Seção III
Da Destituição da Tutela
Art. 164. Na destituição da tutela, observar-se-á o procedimento para a remoção de tutor previsto na lei processual civil e, no que couber, o disposto na seção anterior.
O art. 28 do ECA aduz que tutela é modalidade de colocação de criança ou adolescente em família substituta. O art. 1.734 do Código Civil estabelece que as crianças e os adolescentes cujos pais forem desconhecidos, falecidos ou que tiverem sido suspensos ou destituídos do poder familiar terão tutores nomeados pelo Juiz ou serão incluídos em programa de colocação familiar, na forma prevista pelo ECA.

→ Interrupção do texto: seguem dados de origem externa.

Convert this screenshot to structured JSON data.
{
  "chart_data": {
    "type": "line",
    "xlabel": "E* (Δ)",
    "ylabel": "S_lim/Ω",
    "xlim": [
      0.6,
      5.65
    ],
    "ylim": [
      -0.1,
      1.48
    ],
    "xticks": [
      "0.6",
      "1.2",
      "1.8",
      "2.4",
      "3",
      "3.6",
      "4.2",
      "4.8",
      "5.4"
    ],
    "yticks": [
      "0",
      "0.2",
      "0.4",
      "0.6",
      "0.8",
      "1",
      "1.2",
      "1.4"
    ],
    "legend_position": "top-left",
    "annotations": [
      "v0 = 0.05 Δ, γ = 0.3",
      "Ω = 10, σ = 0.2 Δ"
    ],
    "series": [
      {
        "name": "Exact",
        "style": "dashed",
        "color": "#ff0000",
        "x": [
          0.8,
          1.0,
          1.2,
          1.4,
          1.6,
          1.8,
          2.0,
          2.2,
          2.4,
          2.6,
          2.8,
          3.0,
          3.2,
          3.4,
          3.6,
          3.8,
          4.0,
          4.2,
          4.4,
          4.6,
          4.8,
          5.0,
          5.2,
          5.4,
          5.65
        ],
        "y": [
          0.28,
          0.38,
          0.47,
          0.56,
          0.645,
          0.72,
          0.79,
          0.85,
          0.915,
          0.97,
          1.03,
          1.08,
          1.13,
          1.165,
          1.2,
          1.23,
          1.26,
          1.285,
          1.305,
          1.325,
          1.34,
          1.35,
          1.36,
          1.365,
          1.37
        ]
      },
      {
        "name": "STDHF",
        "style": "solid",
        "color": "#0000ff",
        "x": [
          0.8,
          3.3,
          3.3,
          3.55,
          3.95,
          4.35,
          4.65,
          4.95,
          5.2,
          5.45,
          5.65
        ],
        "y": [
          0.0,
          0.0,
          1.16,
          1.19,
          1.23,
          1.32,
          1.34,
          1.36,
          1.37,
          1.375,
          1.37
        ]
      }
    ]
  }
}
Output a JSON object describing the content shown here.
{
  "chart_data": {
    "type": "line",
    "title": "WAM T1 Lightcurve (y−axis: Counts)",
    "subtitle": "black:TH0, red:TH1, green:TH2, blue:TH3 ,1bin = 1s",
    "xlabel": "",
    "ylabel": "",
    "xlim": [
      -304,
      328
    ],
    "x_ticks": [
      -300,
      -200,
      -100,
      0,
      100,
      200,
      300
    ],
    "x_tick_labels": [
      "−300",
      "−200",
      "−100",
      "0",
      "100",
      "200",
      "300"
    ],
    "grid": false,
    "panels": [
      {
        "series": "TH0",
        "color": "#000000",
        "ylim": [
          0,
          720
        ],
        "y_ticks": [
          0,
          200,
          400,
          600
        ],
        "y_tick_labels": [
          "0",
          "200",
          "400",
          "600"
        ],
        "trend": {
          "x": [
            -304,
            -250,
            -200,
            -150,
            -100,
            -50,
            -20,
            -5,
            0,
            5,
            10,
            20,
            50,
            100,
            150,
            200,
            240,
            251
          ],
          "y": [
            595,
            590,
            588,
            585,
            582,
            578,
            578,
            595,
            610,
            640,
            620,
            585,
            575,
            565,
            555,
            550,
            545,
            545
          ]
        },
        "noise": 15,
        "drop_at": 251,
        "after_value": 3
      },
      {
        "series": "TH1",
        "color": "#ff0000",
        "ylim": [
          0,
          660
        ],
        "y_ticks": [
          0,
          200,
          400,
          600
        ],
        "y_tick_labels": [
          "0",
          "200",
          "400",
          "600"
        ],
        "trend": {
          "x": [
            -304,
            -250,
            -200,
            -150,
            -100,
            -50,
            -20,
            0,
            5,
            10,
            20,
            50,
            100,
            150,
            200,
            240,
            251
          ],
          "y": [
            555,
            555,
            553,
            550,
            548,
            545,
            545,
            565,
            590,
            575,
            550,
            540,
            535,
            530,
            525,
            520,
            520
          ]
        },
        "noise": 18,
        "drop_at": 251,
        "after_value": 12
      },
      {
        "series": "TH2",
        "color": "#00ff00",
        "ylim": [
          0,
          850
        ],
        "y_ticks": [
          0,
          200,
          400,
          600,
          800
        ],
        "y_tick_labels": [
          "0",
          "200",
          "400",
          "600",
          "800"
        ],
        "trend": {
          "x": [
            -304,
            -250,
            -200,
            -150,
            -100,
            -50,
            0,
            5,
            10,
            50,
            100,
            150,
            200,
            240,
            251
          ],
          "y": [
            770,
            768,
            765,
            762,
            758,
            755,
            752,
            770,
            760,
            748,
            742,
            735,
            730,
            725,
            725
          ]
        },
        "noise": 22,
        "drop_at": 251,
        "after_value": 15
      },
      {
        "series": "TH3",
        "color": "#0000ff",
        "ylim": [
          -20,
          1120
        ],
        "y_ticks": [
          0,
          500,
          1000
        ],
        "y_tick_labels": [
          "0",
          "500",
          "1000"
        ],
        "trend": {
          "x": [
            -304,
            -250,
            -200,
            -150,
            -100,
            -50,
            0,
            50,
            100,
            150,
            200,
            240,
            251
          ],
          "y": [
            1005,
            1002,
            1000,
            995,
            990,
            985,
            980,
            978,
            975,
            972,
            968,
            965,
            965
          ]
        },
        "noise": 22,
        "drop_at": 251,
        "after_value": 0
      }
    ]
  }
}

O tutor é responsável pela educação e pela defesa dos direitos do tutelado, bem como prestar-lhe alimentos e cumprir todas as obrigações que normalmente cabem aos pais. Sob inspeção judicial deverá também, administrar os bens do tutelado em proveito deste, com zelo e boa fé.
Se o tutor descumprir com as obrigações legais inerentes à tutela, poderá ser destituído do encargo, por decisão judicial que observará o contraditório. O art. 1.766 do Código Civil estabelece que será destituído o tutor, quando negligente, prevaricador ou incurso em incapacidade, bem como na hipótese de descumprimento injustificado dos deveres e obrigações de guarda, sustento e educação, e de deixar de cumprir e de fazer cumprir as determinações judiciais.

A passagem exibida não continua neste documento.